Un «  acte de folie  » aurait pu être évité, dit le père des enfants McGinley

Le père des trois enfants tués par leur mère, Deirdre Morley, a déclaré que ce qui s’était passé «était un acte de folie», mais «nous devons comprendre» comment cela s’est produit.

Mme Morley (44 ans) a été déclarée non coupable pour cause d’aliénation mentale du meurtre de Conor (9), Darragh (7) et Carla (3) McGinley.

Les enfants ont été étouffés par Mme Morley le vendredi 24 janvier 2020, à leur domicile à Parson’s Court, Newcastle, Co Dublin, alors que M. McGinley était en voyage d’affaires.

S’adressant à l’europe-infos.fr hier soir dans sa maison de Co Dublin, M. McGinley a demandé aux professionnels qui avaient soigné Mme Morley, avant la mort des enfants, de s’asseoir avec lui et la famille et «d’essayer de nous fournir» des réponses.

«C’était un acte de folie, j’ai accepté cela», a-t-il déclaré. «Certainement, je peux voir maintenant, Dee, elle ne voulait pas que je connaisse toute l’étendue de sa maladie … elle voulait faire de son mieux.

«Pour nous en tant que famille, nous sommes assis dans la salle d’audience, nous écoutions les témoignages des deux témoins experts, et nous venons de finir avec plus de questions qu’au début du procès.»

Il a ajouté: «Je pense que les deux parties devaient se réunir, les services professionnels et le cercle de soutien. Je serais convaincu si cela arrivait, que Conor, Darragh et Carla seraient en vie aujourd’hui.

Dans ses moments les plus sombres, ce qui lui a donné de l’espoir, a-t-il dit, était «de penser aux enfants et de réaliser tous ces projets. Certains jours, l’alarme se déclenche et j’essaie de maintenir une routine, et ce qui me fait sortir du lit, c’est mon amour pour eux, tout simplement.

Pilules de morphine

Mme Morley avait tenté de mettre sous sédation les enfants en vue de les tuer le jeudi soir, mais les garçons avaient recraché les céréales dans lesquelles elle avait placé des pilules de morphine écrasées.

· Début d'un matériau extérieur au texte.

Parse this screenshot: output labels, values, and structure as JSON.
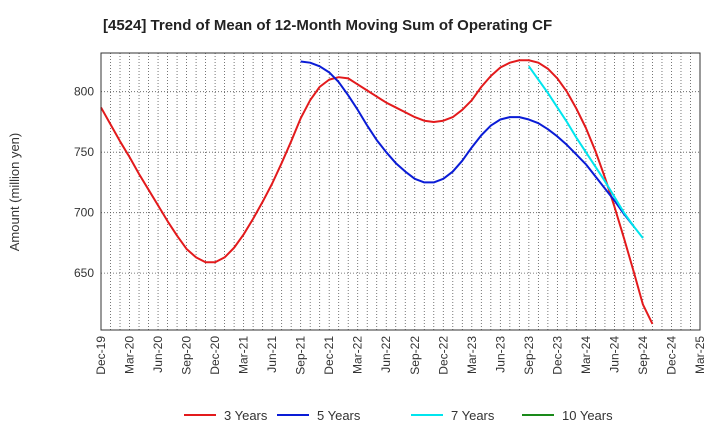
{
  "chart_data": {
    "type": "line",
    "title": "[4524]  Trend of Mean of 12-Month Moving Sum of Operating CF",
    "xlabel": "",
    "ylabel": "Amount (million yen)",
    "x_tick_labels": [
      "Dec-19",
      "Mar-20",
      "Jun-20",
      "Sep-20",
      "Dec-20",
      "Mar-21",
      "Jun-21",
      "Sep-21",
      "Dec-21",
      "Mar-22",
      "Jun-22",
      "Sep-22",
      "Dec-22",
      "Mar-23",
      "Jun-23",
      "Sep-23",
      "Dec-23",
      "Mar-24",
      "Jun-24",
      "Sep-24",
      "Dec-24",
      "Mar-25"
    ],
    "y_ticks": [
      650,
      700,
      750,
      800
    ],
    "ylim": [
      603,
      832
    ],
    "x_index_range": [
      0,
      63
    ],
    "grid": true,
    "legend_position": "bottom",
    "series": [
      {
        "name": "3 Years",
        "color": "#e31a1c",
        "start_index": 0,
        "values": [
          787,
          773,
          759,
          746,
          732,
          719,
          706,
          693,
          681,
          670,
          663,
          659,
          659,
          663,
          671,
          682,
          695,
          709,
          724,
          741,
          759,
          778,
          793,
          804,
          810,
          812,
          811,
          806,
          801,
          796,
          791,
          787,
          783,
          779,
          776,
          775,
          776,
          779,
          785,
          793,
          804,
          813,
          820,
          824,
          826,
          826,
          824,
          819,
          811,
          800,
          786,
          770,
          751,
          729,
          705,
          679,
          652,
          624,
          608
        ]
      },
      {
        "name": "5 Years",
        "color": "#0a1cd6",
        "start_index": 21,
        "values": [
          825,
          824,
          821,
          816,
          808,
          797,
          785,
          772,
          760,
          750,
          741,
          734,
          728,
          725,
          725,
          728,
          734,
          743,
          754,
          764,
          772,
          777,
          779,
          779,
          777,
          774,
          769,
          763,
          756,
          748,
          740,
          730,
          720,
          710,
          699,
          689
        ]
      },
      {
        "name": "7 Years",
        "color": "#00e5ee",
        "start_index": 45,
        "values": [
          821,
          810,
          799,
          787,
          775,
          762,
          750,
          738,
          726,
          713,
          700,
          689,
          679
        ]
      },
      {
        "name": "10 Years",
        "color": "#1a8a1a",
        "start_index": 0,
        "values": []
      }
    ]
  }
}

Elle avait, cette nuit-là, été soulagée de ne pas avoir réussi son plan, et les deux garçons avaient couché avec elle dans son lit, en guise de «gâterie».

Cependant, le lendemain, avec Darragh et Carla à la maison et Conor à l’école, elle a regardé l’horloge vers midi et s’est dit: «Je pourrais le faire maintenant. Je pense que c’est à ce moment-là que quelque chose a cliqué avec moi. « 

Mme Morley a dit à Gardaí, dans des déclarations prises le 28 janvier, ce qui s’est passé ensuite. Lorsque son intervieweur lui a demandé si elle voulait boire un verre, elle a répondu: «Je veux juste qu’ils reviennent.»

Dans son exposé au jury de la Cour pénale centrale, le juge Paul Coffey a déclaré que «dans cette affaire triste et tragique», il n’y avait «aucune contestation» quant à ce que devrait être le verdict.

Deux psychiatres ont témoigné que Mme Morley était folle le jour des meurtres, ne savait pas que ce qu’elle faisait était mal et n’était pas en mesure de se retenir.

Le jury a passé quatre heures et 23 minutes à réfléchir à son verdict et est revenu à deux reprises demander au juge des éclaircissements sur la loi.